Cache me Inside, Programming, Until like, Midnight or Something

Hello Internet,

Joaquín here. Today, I’m going to talk about one of my courses from fall semester: CS105, also known as Computer Systems! This course taught me all about “how computer systems execute programs, store information, and communicate.”

The course was split up into two components: classroom lecture and partner lab work. The classroom experience was mostly taking notes and listening to my professor lecture, with intermittent small problems to work on with the people sitting around me. It was only about 30-ish people in class, so it was pretty good environment for asking questions whenever I was confused. The lab component, on the other hand,  was more focused on problem-solving. Every week, we would head into the computer lab and work on different projects. Across the entire course, we set up basic servers, debugged programs, constructed bit manipulations, overflowed buffers, and much more!

One of my favorite labs was “Bomb Lab.” The professors constructed a series of fictitious “bombs” that would “explode” when a program terminated, and our job was to defuse the bombs by reading the assembly code of the program to understand what it was doing and how to stop the bombs from exploding. There was even a scoreboard so you could see how many bombs people had defused and how many bombs had exploded.

Oh these pies aren’t homemade, they were made in a factory… A bomb factory… They’re bombs.

In the first week, I accidentally exploded the bombs single-handedly more than every other team combined. Needless to say, my partner wasn’t super pleased about this, but by the end of the lab, we had successfully defused every bomb.

With the lab work, all of it had to be completed with a partner, which was always an interesting experience. People program, test, debug and think in such different ways, and working together is a good opportunity to learn from each other. My partner for most of this semester was my good friend Max Kunz, and we have quite distinct ways of programming.

My general approach to programming is to code something that works (even if poorly) and improving upon it by changing its components in an iterative manner. Max, on the other hand, spent much more time trying to figure out what to do before he started coding, either in his head or pen and paper, which often resulted in more functional code from the beginning.

Joaquin “fixing” his code, circa 2019 (colorized)

But again, we both learned things from each other. Max witnessed and learned my strategic ways of figuring out what’s wrong with my code, and I learned to slow down and talk things through before getting into the thick of things, both of which are valuable skills.

Max and I definitely did get stuck sometimes though. For most of these labs, we would spend at least 6-8 hours in the computer lab, trying different ways to improve or debug our code. Thankfully, throughout the week, there were grutors available to help us if we needed anything. They were a huge resource for us, because sometimes, there’s just that one thing that’s difficult to find or figure out, and you just need a new set of eyes to help you fix the problem. Just this past week, we had to optimize a matrix transpose function, which was a fairly confusing endeavor, but just by explaining our thought process to the grutor who was helping us, we realized some ways to help optimize our code.

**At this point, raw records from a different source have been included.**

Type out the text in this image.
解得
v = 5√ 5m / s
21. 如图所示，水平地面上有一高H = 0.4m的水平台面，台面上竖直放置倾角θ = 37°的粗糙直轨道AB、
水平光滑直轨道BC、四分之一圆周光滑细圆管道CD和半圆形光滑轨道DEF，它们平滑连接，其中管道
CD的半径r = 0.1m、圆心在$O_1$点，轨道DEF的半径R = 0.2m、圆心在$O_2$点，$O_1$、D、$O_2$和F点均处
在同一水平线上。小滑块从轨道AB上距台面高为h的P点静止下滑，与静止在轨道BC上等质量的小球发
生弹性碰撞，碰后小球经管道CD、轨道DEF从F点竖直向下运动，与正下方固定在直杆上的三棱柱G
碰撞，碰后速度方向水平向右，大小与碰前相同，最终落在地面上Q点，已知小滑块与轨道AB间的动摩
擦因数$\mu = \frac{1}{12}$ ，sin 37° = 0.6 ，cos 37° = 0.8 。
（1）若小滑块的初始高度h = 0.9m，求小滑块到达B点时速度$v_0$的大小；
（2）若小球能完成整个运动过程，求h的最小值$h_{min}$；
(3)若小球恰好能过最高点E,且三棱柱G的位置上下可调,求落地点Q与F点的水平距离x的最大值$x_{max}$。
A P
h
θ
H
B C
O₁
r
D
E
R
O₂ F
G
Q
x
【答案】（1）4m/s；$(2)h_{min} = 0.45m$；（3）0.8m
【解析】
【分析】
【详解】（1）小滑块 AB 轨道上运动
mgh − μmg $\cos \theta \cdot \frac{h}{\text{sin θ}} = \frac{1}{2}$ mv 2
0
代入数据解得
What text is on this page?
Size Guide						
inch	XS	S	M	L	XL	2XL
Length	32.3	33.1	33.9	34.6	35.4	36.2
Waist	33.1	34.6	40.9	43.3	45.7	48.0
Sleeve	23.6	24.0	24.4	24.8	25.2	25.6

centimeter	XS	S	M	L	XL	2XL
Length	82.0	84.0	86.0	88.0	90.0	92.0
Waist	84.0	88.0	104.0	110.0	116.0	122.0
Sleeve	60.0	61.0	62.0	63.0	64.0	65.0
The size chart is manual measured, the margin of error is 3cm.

On the whole, I enjoyed this class for what it had to offer. It’s always exciting to get to work on challenging problems, especially if I get stuck, because I know it’ll feel AWESOME once I’ve figured it out. Isn’t that what life’s all about?

Creating a GUI Interface using Visual Basic, (to see if I can track an IP address)

Joaquín “62 65 65 70 20 62 6f 6f 70 20 62 65 65 70” Fuenzalida Núñez

Joaquin's little doodle letting everyone know that they should have a great day!